Flowers are blooming, baseball’s back and the Moderna vaccine is coursing through my system, doing whatever it’s doing. Seemed like a good time to push back from the Easter candy and update the reading blog. Over the last few weeks it’s been stories of patriots and partnership, and even, fittingly, a “resurrection” tale.

“Eureka” by William Diehl (2002) Diehl’s one of my favorite authors most people have never heard of. He only started getting published in his 50s, is best known for two books that became movies (“Sharkey’s Machine” and “Primal Fear”) and spent most of his life taking pictures rather than writing words. But he tells a great story, and in “Eureka”, he showcases his skills in a part-whodunit, part-historical novel, part-Western. It starts with a a woman no one really knows dying in her bathtub…

“Harry and Arthur: Truman, Vandenberg and the Partnership that Created the Free World” by Lawrence Haas (2016) Not to be confused with the Harry-and-David cheese snack people, this slim volume relates the unlikely but indispensable cooperation between Democratic President Harry Truman and the GOP’s top senator at the time, Arthur Vandenberg of Michigan. Both men left behind letters and journals that reveal a bipartisanship we miss today.

“Toxin” by Robin Cook (1998) Heroic doctors battling scientific conspiracies are Cook’s metier. Here, a surgeon’s daughter contracts E.coli after eating a fast food burger, and he frantically looks for answers.

‘Preserve and Protect” by Allen Drury (1968) A longtime Washington D.C. journalist by trade, Drury’s series of novels spanned the ’50s, ’60s and ’70s. They were his way of explaining how the American political system really worked, with a fair dose of idealism to suggest how Drury himself believed they could work. I read the series, beginning with its most famous title, “Advise and Consent”, when I was a teenager and am working my way through them again. As with the Haas title above, you can scarcely recognize that we are the same country.

“Patriots” by Christian Appy (2003) Truly one of the best works of history I’ve ever read—with the caveat that this is an oral history of the Vietnam War, so not comprehensive. But the author sought out, over many years, as many people from all sides: Americans, South and North Vietnamese, soldiers, civilians, politicians, children, journalists, entertainers. The result shows how many different lives are touched by war, and brings home how the aims and outcomes of this war became hopelessly tangled.

“The Black Path of Fear” by Cornell Woolrich (1944) I’ve told you about Woolrich before: eccentric, reclusive, tragic, prolific. He wrote stories of desperate people, probably from the pit of his own desperation. Here, a young man takes the woman he loves on an ill-fated trip to Havana. Her past catches up, and he must prove he didn’t kill her while bringing down justice on those who did.

‘Iron Wolf” by Dale Brown (2015) Brown was a WSO on B-52s and FB-111s in the Air Force and has made a career out of excellent military/political thrillers.
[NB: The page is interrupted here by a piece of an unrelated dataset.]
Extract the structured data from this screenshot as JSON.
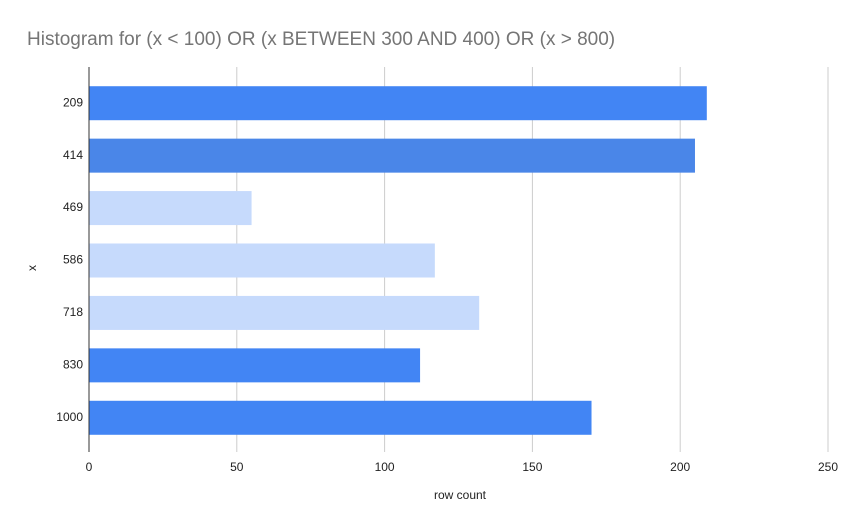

In this novel, part of a series, he adds a kind of science-fiction element that is too bizarre to be quickly explained. For me it works, and if you ever enjoyed his older works, like “Flight of the Old Dog” or “Day of the Cheetah”, I recommend you never stop reading Brown. Here’s Amercan pilots and patriots come to the aid of Poland Russia’s megalomaniac president starts WW3.

“Resurrection Men” by Ian Rankin (2002) The title refers to 19th century practices of robbing graveyards to deliver cadavers to medical colleges. But it also describes our protagonist, the brilliant but self-destructive Scottish cop John Rebus, who’s sent for “retraining” with a band of other veteran detectives. They’re tasked to solve a cold-case, but they have their own skeletons, too.

“Major Dudes” by Barney Hoskyns (2017) Steely Dan fans will pick up the hint from the title—but this isn’t a band bio. It’s a skimmable collection of magazine interviews and album reviews, tracing the history of Becker and Fagen from their Bard College days in the 1960s (when their arch nemesis was a district attorney named G. Gordon Liddy) through albums like “Can’t Buy a Thrill” and “Aja” to “Gaucho” and later/solo work. Only fun if you’re a major Dan dude, which I am.

“Let’s Hear it For the Deaf Man” by Ed McBain (1973) McBain created a completely fictional city (except it’s obviously just New York) and wrote decades of novels featuring the detectives of the city’s 87th Precinct. The stories can stand alone or be read in a series. The “deaf man” is a cunning criminal mind who’s challenged them more than once—he enjoys giving them almost enough clues to prevent or catch him in his criminal capers.

Like I always say, if you discover and enjoy one of these, please let me know, and share what you’re reading!